At 35 days long, it was was the longest U.S. government shutdown in history. It cost the U.S. an estimated $11 billion. It left unstaffed National Parks vulnerable to destruction. It slowed Superfund site mitigation, which cleans up the most polluted places in the country. It furloughed 40 percent of the people who usually monitor the safety of our food system.
It also slowed down science.
The National Science Foundation (NSF) funds nearly $8 billion in research grants each year, driving progress in everything from weather data to the tracking endangered species. The foundation funds nearly one-quarter of all federally-supported basic research conducted by U.S. colleges and universities.

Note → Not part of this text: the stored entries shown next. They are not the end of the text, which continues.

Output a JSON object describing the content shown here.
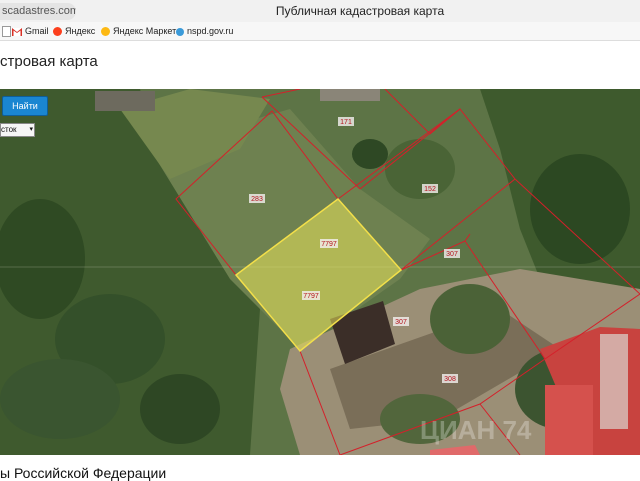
{
  "browser": {
    "url_fragment": "scadastres.com",
    "window_title": "Публичная кадастровая карта"
  },
  "bookmarks": [
    {
      "label": "Gmail",
      "icon": "gmail-icon"
    },
    {
      "label": "Яндекс",
      "icon": "yandex-icon"
    },
    {
      "label": "Яндекс Маркет",
      "icon": "yandex-market-icon"
    },
    {
      "label": "nspd.gov.ru",
      "icon": "nspd-icon"
    }
  ],
  "page": {
    "title": "стровая карта",
    "footer_text": "ы Российской Федерации"
  },
  "controls": {
    "search_button": "Найти",
    "type_select": "сток"
  },
  "map": {
    "parcels": [
      "171",
      "283",
      "152",
      "7797",
      "7797",
      "307",
      "307",
      "308"
    ],
    "highlight_color": "#e9e35a",
    "border_color": "#d4202a"
  },
  "watermark": "ЦИАН 74"
}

NPR reported Friday that 111 panels of scientists and engineers had planned to review more than 2,000 proposals, but were not able to meet during the shutdown. Some grants that were approved before the shutdown were put on hold.
“This year astronauts will go back to space on American rockets,” the president said after introducing Buzz Aldrin, one of the first two humans to walk on the moon. NSF provides virtually all of U.S. federal funding for ground-based astronomy and works closely with NASA.
Some speculated the president would touch on the nation’s problematic infrastructure––54,259 of the nation’s 612,677 bridges are rated “structurally deficient” and the system of locks and dams that make waterway transportation possible are deteriorating.
Drinking water is a part of infrastructure, too.
Residents of Flint, Michigan have been dealing with a water crisis since 2014. The city identified more than 18,000 lead and galvanized steel water lines that may have contributed to their infamous water contamination. The plan is to replace them all by the end of this year, but Flint isn’t the only water system at risk.
Drinking water flows through a million miles of pipes throughout the U.S., and according to the American Society of Civil Engineers, a lot of these pipes are near the end of their lifespan.
In November, elevated lead levels were found in Newark, New Jersey, where around 15,000 lead pipes deliver water throughout the city. Chicago, Detroit, Baltimore, Milwaukee, and New York City Public Schools also struggle with lead-laden water. Any level of lead can cause permanent damage in developing children.
Bacteria such as E. coli and Legionella pneumophila (which causes Legionnaires’ disease), as well as parasites, also plague water systems in the U.S.—especially in rural areas.
The president did mention America’s growing drug epidemic: “Tens of thousands of innocent Americans are killed by lethal drugs that cross over our borders and flood into our cities including meth, heroine, cocaine, and fentanyl.” But that’s as far as he went on opioids.
The Centers for Disease Control and Prevention estimates that misuse of prescription opioids alone costs the U.S. $78.5 billion every year. The rate of opioid-related deaths among people in the U.S. was five times higher in 2016 than in 1999, and Americans are now more likely to die due to opioid use than from a car crash. One recent study suggested that for teen users, routine procedures like wisdom tooth extraction could encourage and enable eventual drug abuse.
Massachusetts Attorney General Maura Healey filed a lawsuit last week against Purdue Pharma, the pharmaceutical company behind OxyContin, on behalf of 670 Massachusetts residents who were prescribed the drug became addicted to opioids and died of an overdose.
Purdue Pharma hired a consulting firm to target “high-prescribing doctors” after OxyContin sales took a hit in 2013.